Higher-end USRPs also expose RFNoC (RF Network-on-Chip), a framework for loading custom DSP blocks into the FPGA; UHD carries the control and data streams to and from those blocks, so heavy processing can run on the device rather than the host.

Relevance to SDR

UHD is the foundation of the USRP ecosystem and, by extension, a large amount of research and production SDR. GNU Radio talks to USRPs through its gr-uhd blocks; gr-osmosdr and SoapySDR both offer UHD back ends so a USRP looks like any other source; and countless standalone tools — spectrum monitors, cellular test beds, radio-astronomy receivers, and passive-radar rigs — link UHD directly.
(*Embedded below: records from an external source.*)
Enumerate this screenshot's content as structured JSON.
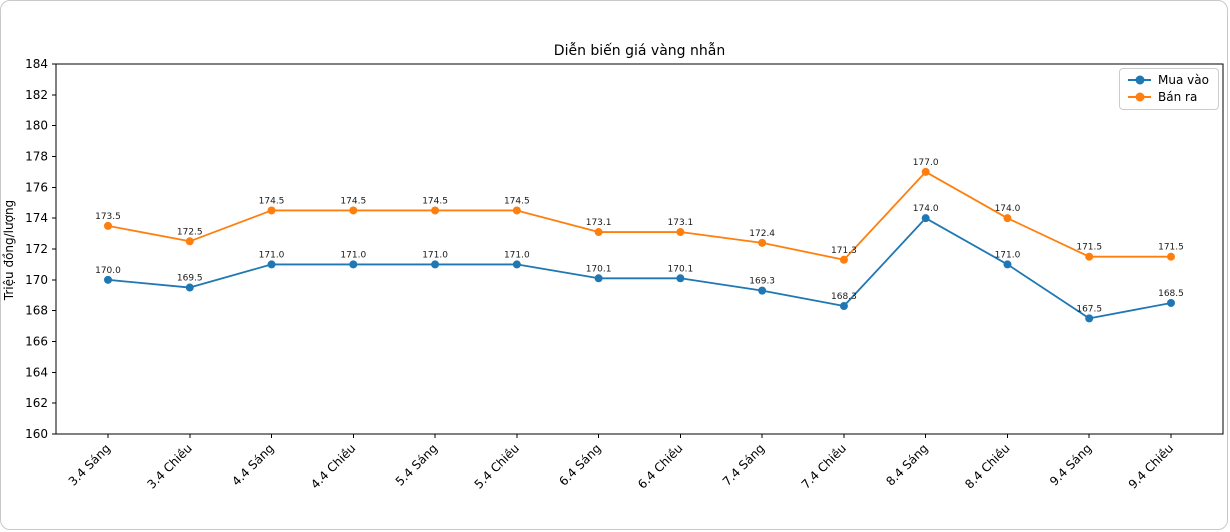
{
  "page": {
    "background": "#ffffff",
    "frame_border_color": "#c9c9c9"
  },
  "chart_data": {
    "type": "line",
    "title": "Diễn biến giá vàng nhẫn",
    "xlabel": "",
    "ylabel": "Triệu đồng/lượng",
    "categories": [
      "3.4 Sáng",
      "3.4 Chiều",
      "4.4 Sáng",
      "4.4 Chiều",
      "5.4 Sáng",
      "5.4 Chiều",
      "6.4 Sáng",
      "6.4 Chiều",
      "7.4 Sáng",
      "7.4 Chiều",
      "8.4 Sáng",
      "8.4 Chiều",
      "9.4 Sáng",
      "9.4 Chiều"
    ],
    "series": [
      {
        "name": "Mua vào",
        "color": "#1f77b4",
        "values": [
          170.0,
          169.5,
          171.0,
          171.0,
          171.0,
          171.0,
          170.1,
          170.1,
          169.3,
          168.3,
          174.0,
          171.0,
          167.5,
          168.5
        ]
      },
      {
        "name": "Bán ra",
        "color": "#ff7f0e",
        "values": [
          173.5,
          172.5,
          174.5,
          174.5,
          174.5,
          174.5,
          173.1,
          173.1,
          172.4,
          171.3,
          177.0,
          174.0,
          171.5,
          171.5
        ]
      }
    ],
    "ylim": [
      160,
      184
    ],
    "ytick_step": 2,
    "grid": false,
    "legend_position": "upper right",
    "marker": "circle",
    "data_labels": true,
    "data_label_decimals": 1,
    "axis_color": "#000000",
    "tick_label_color": "#000000",
    "data_label_color": "#1a1a1a",
    "x_tick_rotation_deg": 45
  }
}
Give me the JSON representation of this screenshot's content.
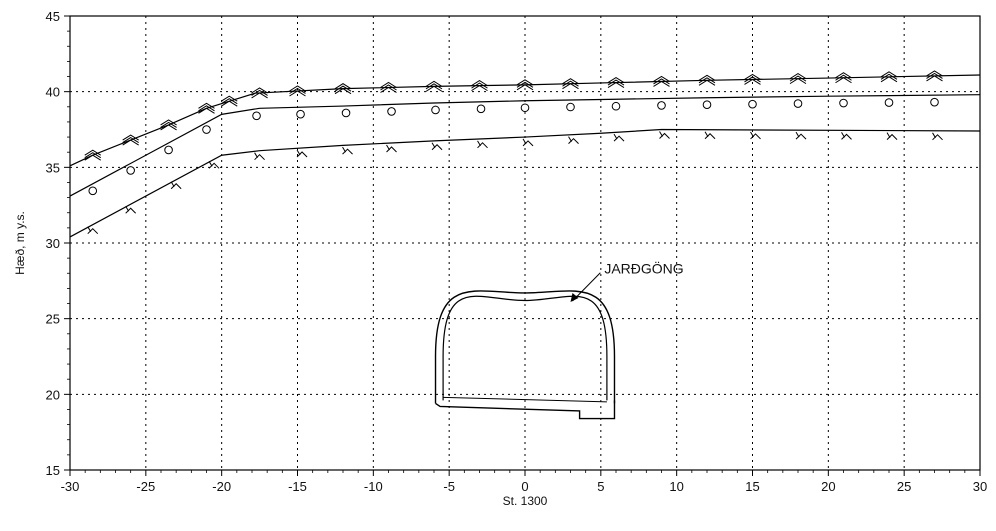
{
  "chart_data": {
    "type": "line",
    "title": "",
    "xlabel": "St. 1300",
    "ylabel": "Hæð, m y.s.",
    "xlim": [
      -30,
      30
    ],
    "ylim": [
      15,
      45
    ],
    "xticks": [
      -30,
      -25,
      -20,
      -15,
      -10,
      -5,
      0,
      5,
      10,
      15,
      20,
      25,
      30
    ],
    "yticks": [
      15,
      20,
      25,
      30,
      35,
      40,
      45
    ],
    "grid": true,
    "series": [
      {
        "style": "ground-surface",
        "x": [
          -30,
          -28.5,
          -26,
          -23.5,
          -21,
          -17.8,
          -12,
          -6,
          0,
          6,
          12,
          20,
          30
        ],
        "y": [
          35.1,
          35.8,
          36.8,
          37.8,
          38.9,
          39.9,
          40.2,
          40.35,
          40.45,
          40.6,
          40.75,
          40.9,
          41.1
        ]
      },
      {
        "style": "circles",
        "x": [
          -30,
          -20,
          -17.5,
          -12,
          -6,
          0,
          6,
          12,
          20,
          30
        ],
        "y": [
          33.1,
          38.5,
          38.9,
          39.05,
          39.25,
          39.4,
          39.5,
          39.6,
          39.7,
          39.8
        ]
      },
      {
        "style": "rock-surface",
        "x": [
          -30,
          -20,
          -17.5,
          -12,
          -6,
          0,
          5,
          9,
          30
        ],
        "y": [
          30.4,
          35.8,
          36.1,
          36.45,
          36.75,
          37.0,
          37.25,
          37.5,
          37.4
        ]
      }
    ],
    "markers": {
      "ground-surface": [
        -28.5,
        -26,
        -23.5,
        -21,
        -19.5,
        -17.5,
        -15,
        -12,
        -9,
        -6,
        -3,
        0,
        3,
        6,
        9,
        12,
        15,
        18,
        21,
        24,
        27
      ],
      "circles": [
        -28.5,
        -26,
        -23.5,
        -21,
        -17.7,
        -14.8,
        -11.8,
        -8.8,
        -5.9,
        -2.9,
        0,
        3,
        6,
        9,
        12,
        15,
        18,
        21,
        24,
        27
      ],
      "rock-surface": [
        -28.5,
        -26,
        -23,
        -20.5,
        -17.5,
        -14.7,
        -11.7,
        -8.8,
        -5.8,
        -2.8,
        0.2,
        3.2,
        6.2,
        9.2,
        12.2,
        15.2,
        18.2,
        21.2,
        24.2,
        27.2
      ]
    },
    "annotations": [
      {
        "text": "JARÐGÖNG",
        "x": 5.1,
        "y": 28.3,
        "target_x": 3.0,
        "target_y": 26.1
      }
    ]
  }
}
Because UHD exposes device timestamps and a shared clock, it is the usual choice whenever an experiment needs phase-coherent multichannel capture, which cheaper single-chip dongles cannot provide. It runs on Linux, Windows, and macOS and ships both C++ and Python bindings.

GopherTrunk does not link UHD. GopherTrunk is a pure-Go decoder whose front-end support targets inexpensive receive-only radios (RTL-SDR, Airspy, and network sources), so it has no dependency on the USRP toolchain and ships as a single static binary. A USRP is overkill for receiving one trunking control channel, but UHD matters to the broader context GopherTrunk lives in: it is the reference example of a well-designed host driver — uniform API, explicit overflow signaling, device timestamps, and a clean split of DSP between hardware and host — the same concerns GopherTrunk handles in Go for its own supported radios.

Sources

  1. UHD manual — Ettus Research, documenting the multi_usrp API, streaming and flow control, timed commands and timestamps, clock synchronization, and RFNoC.